Perhaps everybody truly believed that the young are completely misunderstood and represent an untapped wealth of political fervour. Perhaps I left too early and the youth-bashing began after the wine and cheese had sufficiently emboldened everyone to let loose about generations X, Y, Z and whatever’s next. Or perhaps as I suspected, it’s that no one wanted to be seen as the old codger having a go at young people.
The tendency to indulge young people is not unlike the indulgence of any minority. As the African-American protagonist in the bestselling political novel Primary Colors said: ‘Most white people do this patronizing number: They never disagree with you, even when you are talking the worst sort of garbage. It is near impossible to have a decent, human conversation with them. They are all so busy trying not to say anything offensive- so busy trying to prove they aren’t prejudiced ‘
I would have asked a question at the end, except I thought that whatever I said would have been indulged, that whoever responded would have felt it inappropriate to disagree with a young person about a youth issue (as if they were lecturing an Aborigine or a Muslim Australian about racism), that my contribution would have been absorbed without objection because I was somehow on my home turf, so to speak. That somehow, because I was young, I was therefore right.

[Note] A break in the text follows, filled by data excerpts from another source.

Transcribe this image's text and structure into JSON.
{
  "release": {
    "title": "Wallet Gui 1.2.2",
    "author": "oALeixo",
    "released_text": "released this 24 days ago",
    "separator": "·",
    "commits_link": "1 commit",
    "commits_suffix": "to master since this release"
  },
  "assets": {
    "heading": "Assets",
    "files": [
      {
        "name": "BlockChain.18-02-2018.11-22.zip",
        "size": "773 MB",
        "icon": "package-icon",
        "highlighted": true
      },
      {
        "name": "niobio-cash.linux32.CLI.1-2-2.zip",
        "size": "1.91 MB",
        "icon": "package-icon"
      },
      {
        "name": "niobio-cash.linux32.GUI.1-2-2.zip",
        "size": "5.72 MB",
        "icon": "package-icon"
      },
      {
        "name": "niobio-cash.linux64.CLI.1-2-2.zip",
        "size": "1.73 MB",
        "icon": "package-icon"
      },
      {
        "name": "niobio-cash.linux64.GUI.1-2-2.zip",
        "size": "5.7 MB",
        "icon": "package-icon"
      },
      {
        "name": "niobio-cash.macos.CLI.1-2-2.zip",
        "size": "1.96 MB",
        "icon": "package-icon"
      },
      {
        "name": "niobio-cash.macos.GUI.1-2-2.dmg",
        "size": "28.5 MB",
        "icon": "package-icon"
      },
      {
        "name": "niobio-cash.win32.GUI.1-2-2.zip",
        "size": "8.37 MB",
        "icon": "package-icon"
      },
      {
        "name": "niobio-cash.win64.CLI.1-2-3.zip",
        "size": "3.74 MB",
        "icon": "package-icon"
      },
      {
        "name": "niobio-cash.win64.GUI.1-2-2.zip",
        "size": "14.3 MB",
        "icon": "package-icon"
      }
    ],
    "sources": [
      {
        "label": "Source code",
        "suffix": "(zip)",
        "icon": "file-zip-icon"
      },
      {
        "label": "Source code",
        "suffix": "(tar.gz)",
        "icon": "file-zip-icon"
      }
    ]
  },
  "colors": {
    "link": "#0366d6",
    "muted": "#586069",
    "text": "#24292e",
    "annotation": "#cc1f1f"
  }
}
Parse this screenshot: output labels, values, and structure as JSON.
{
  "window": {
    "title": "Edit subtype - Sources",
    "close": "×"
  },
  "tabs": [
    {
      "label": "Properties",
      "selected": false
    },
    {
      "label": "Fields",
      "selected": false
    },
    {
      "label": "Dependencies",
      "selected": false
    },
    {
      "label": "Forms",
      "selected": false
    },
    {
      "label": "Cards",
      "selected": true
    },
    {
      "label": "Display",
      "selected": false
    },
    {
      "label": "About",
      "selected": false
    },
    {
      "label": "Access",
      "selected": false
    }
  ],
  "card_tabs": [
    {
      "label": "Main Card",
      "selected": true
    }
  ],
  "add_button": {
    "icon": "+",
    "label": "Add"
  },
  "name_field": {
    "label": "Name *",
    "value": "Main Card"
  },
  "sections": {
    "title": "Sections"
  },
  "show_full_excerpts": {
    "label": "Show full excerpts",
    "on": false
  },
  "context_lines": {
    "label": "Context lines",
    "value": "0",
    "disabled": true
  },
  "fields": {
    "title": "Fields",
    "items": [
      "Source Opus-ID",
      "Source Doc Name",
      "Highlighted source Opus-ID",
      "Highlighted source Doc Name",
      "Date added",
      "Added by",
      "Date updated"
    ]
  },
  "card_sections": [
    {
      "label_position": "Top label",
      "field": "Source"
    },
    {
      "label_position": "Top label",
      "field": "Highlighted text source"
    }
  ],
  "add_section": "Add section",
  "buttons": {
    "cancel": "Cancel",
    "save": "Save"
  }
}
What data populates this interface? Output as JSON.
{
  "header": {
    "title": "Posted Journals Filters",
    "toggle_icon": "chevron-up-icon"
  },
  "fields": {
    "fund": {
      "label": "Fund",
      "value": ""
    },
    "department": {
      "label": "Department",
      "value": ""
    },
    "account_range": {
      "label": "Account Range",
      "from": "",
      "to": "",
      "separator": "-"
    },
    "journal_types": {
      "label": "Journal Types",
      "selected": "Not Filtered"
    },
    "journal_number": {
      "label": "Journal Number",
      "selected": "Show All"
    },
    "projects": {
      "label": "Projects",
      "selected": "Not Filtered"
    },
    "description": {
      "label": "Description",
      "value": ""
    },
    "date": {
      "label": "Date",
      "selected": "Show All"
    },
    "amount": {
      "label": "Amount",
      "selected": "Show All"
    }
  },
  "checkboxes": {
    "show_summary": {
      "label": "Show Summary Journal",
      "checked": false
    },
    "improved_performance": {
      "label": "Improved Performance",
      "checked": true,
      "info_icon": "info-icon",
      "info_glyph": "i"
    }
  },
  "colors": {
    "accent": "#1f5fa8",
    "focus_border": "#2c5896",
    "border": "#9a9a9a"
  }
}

If we accept the old axiom that ‘a man will be criticised, he will not be laughed at’, then we might well say ‘young people can be criticised, they should not be patronised.’ Treating youth apathy, disinterest or disillusionment as a problem caused solely by ‘the system’ is unrealistic. Maybe it’s the fault of political organisations, maybe the young need a bit of a shake-up; in reality, it’s probably a bit of both. Criticism is a two-way street, and overlooking the role that the young play in their own disengagement with politics is unfair, especially to young people who deserve to be respected enough to be criticised.
While it is true that simply blaming the young or youth culture in the Richard Neville style (‘Come on kids, dare to resist’, Sydney Morning Herald, 3/5/2004) is a lazy, cynical and misguided way to approach the issue, the issue is done no favours when debate is missing.
But please, feel free to disagree. You’re allowed to.